In this comprehensive review, we explored various model compression techniques within ML environments, addressing the critical challenges faced, and the strategies employed to overcome them. Our investigation highlighted significant advancements in model compression methods, including quantization, pruning, knowledge distillation, transfer learning, and lightweight architectural designs. We found that each technique offers unique benefits and limitations, contingent upon the specific application and ML model requirements.

The significance of this review extends beyond the summarization of model compression techniques; it underscores the need for efficient computational models in the era of big data and AI. This exploration aids in the understanding of how each technique can be optimized and applied to different model architectures and tasks, broadening the scope of model compression research and application. Secondly, this paper underscores the significance of performance evaluation criteria in assessing the efficacy of compressed models. Moreover, through detailed case studies, the paper illustrates the practical implications and successes of model compression techniques in real-world scenarios.
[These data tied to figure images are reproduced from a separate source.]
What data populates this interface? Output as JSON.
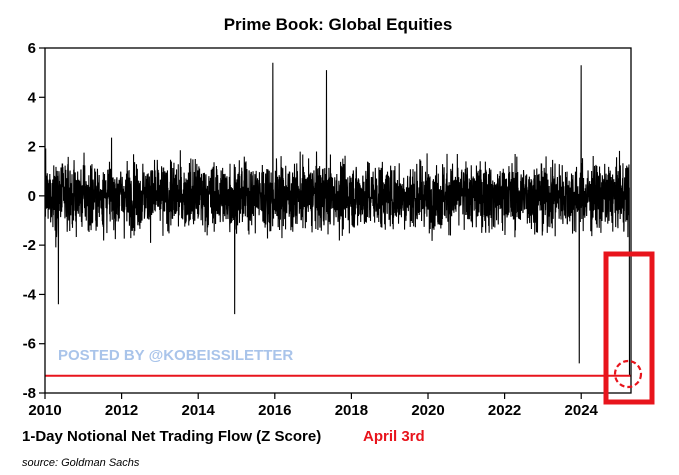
{
  "chart_data": {
    "type": "line",
    "title": "Prime Book: Global Equities",
    "xlabel": "1-Day Notional Net Trading Flow (Z Score)",
    "annotation": "April 3rd",
    "source": "source: Goldman Sachs",
    "watermark": "POSTED BY @KOBEISSILETTER",
    "ylim": [
      -8,
      6
    ],
    "xlim": [
      2010,
      2025.3
    ],
    "y_ticks": [
      "6",
      "4",
      "2",
      "0",
      "-2",
      "-4",
      "-6",
      "-8"
    ],
    "x_ticks": [
      "2010",
      "2012",
      "2014",
      "2016",
      "2018",
      "2020",
      "2022",
      "2024"
    ],
    "grid": false,
    "reference_line": -7.3,
    "notable_points": [
      {
        "x": 2010.35,
        "y": -4.4
      },
      {
        "x": 2014.95,
        "y": -4.8
      },
      {
        "x": 2015.95,
        "y": 5.4
      },
      {
        "x": 2017.35,
        "y": 5.1
      },
      {
        "x": 2023.95,
        "y": -6.8
      },
      {
        "x": 2024.0,
        "y": 5.3
      },
      {
        "x": 2025.26,
        "y": -7.3
      }
    ],
    "colors": {
      "series": "#000000",
      "highlight": "#e8141c",
      "watermark": "#a9c4ea"
    }
  }
}
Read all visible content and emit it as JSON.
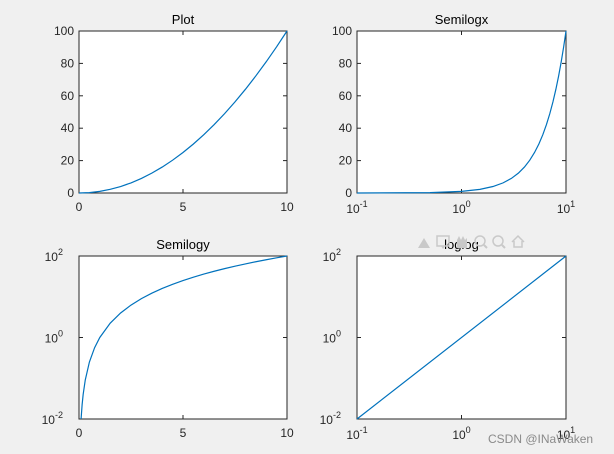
{
  "colors": {
    "line": "#0072BD",
    "toolbar": "#c9c9c9"
  },
  "toolbar_icons": [
    "brush-icon",
    "data-tips-icon",
    "pan-icon",
    "zoom-in-icon",
    "zoom-out-icon",
    "home-icon"
  ],
  "watermark": "CSDN @INaWaken",
  "chart_data": [
    {
      "type": "line",
      "title": "Plot",
      "xscale": "linear",
      "yscale": "linear",
      "xlim": [
        0,
        10
      ],
      "ylim": [
        0,
        100
      ],
      "xticks": [
        0,
        5,
        10
      ],
      "yticks": [
        0,
        20,
        40,
        60,
        80,
        100
      ],
      "x": [
        0,
        0.5,
        1,
        1.5,
        2,
        2.5,
        3,
        3.5,
        4,
        4.5,
        5,
        5.5,
        6,
        6.5,
        7,
        7.5,
        8,
        8.5,
        9,
        9.5,
        10
      ],
      "y": [
        0,
        0.25,
        1,
        2.25,
        4,
        6.25,
        9,
        12.25,
        16,
        20.25,
        25,
        30.25,
        36,
        42.25,
        49,
        56.25,
        64,
        72.25,
        81,
        90.25,
        100
      ]
    },
    {
      "type": "line",
      "title": "Semilogx",
      "xscale": "log",
      "yscale": "linear",
      "xlim": [
        0.1,
        10
      ],
      "ylim": [
        0,
        100
      ],
      "xticks": [
        0.1,
        1,
        10
      ],
      "xtick_labels": [
        [
          "10",
          "-1"
        ],
        [
          "10",
          "0"
        ],
        [
          "10",
          "1"
        ]
      ],
      "yticks": [
        0,
        20,
        40,
        60,
        80,
        100
      ],
      "x": [
        0.1,
        0.5,
        1,
        1.5,
        2,
        2.5,
        3,
        3.5,
        4,
        4.5,
        5,
        5.5,
        6,
        6.5,
        7,
        7.5,
        8,
        8.5,
        9,
        9.5,
        10
      ],
      "y": [
        0.01,
        0.25,
        1,
        2.25,
        4,
        6.25,
        9,
        12.25,
        16,
        20.25,
        25,
        30.25,
        36,
        42.25,
        49,
        56.25,
        64,
        72.25,
        81,
        90.25,
        100
      ]
    },
    {
      "type": "line",
      "title": "Semilogy",
      "xscale": "linear",
      "yscale": "log",
      "xlim": [
        0,
        10
      ],
      "ylim": [
        0.01,
        100
      ],
      "xticks": [
        0,
        5,
        10
      ],
      "yticks": [
        0.01,
        1,
        100
      ],
      "ytick_labels": [
        [
          "10",
          "-2"
        ],
        [
          "10",
          "0"
        ],
        [
          "10",
          "2"
        ]
      ],
      "x": [
        0.1,
        0.15,
        0.2,
        0.3,
        0.5,
        0.75,
        1,
        1.5,
        2,
        2.5,
        3,
        3.5,
        4,
        4.5,
        5,
        5.5,
        6,
        6.5,
        7,
        7.5,
        8,
        8.5,
        9,
        9.5,
        10
      ],
      "y": [
        0.01,
        0.0225,
        0.04,
        0.09,
        0.25,
        0.5625,
        1,
        2.25,
        4,
        6.25,
        9,
        12.25,
        16,
        20.25,
        25,
        30.25,
        36,
        42.25,
        49,
        56.25,
        64,
        72.25,
        81,
        90.25,
        100
      ]
    },
    {
      "type": "line",
      "title": "loglog",
      "xscale": "log",
      "yscale": "log",
      "xlim": [
        0.1,
        10
      ],
      "ylim": [
        0.01,
        100
      ],
      "xticks": [
        0.1,
        1,
        10
      ],
      "xtick_labels": [
        [
          "10",
          "-1"
        ],
        [
          "10",
          "0"
        ],
        [
          "10",
          "1"
        ]
      ],
      "yticks": [
        0.01,
        1,
        100
      ],
      "ytick_labels": [
        [
          "10",
          "-2"
        ],
        [
          "10",
          "0"
        ],
        [
          "10",
          "2"
        ]
      ],
      "x": [
        0.1,
        10
      ],
      "y": [
        0.01,
        100
      ]
    }
  ]
}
These examples not only highlight the effectiveness of model compression in enhancing computational efficiency and model ease of deployment but also underscore the potential for further innovation in the field.

In conclusion, as the frontiers of ML and DL continue to expand, the role of model compression techniques becomes increasingly pivotal. This paper’s exploration of model compression strategies, their applications, and implications for future research serves as a base for ongoing and future explorations in the field. By addressing the challenges posed by the paradox of progress and limitation, it points the way for a future where advanced ML models are not only technically feasible but also easy to deploy across diverse and resource-limited environments. The journey of model compression is far from complete, and the insights generated from this research will inspire further innovations, driving the evolution of efficient, scalable, and accessible AI technologies.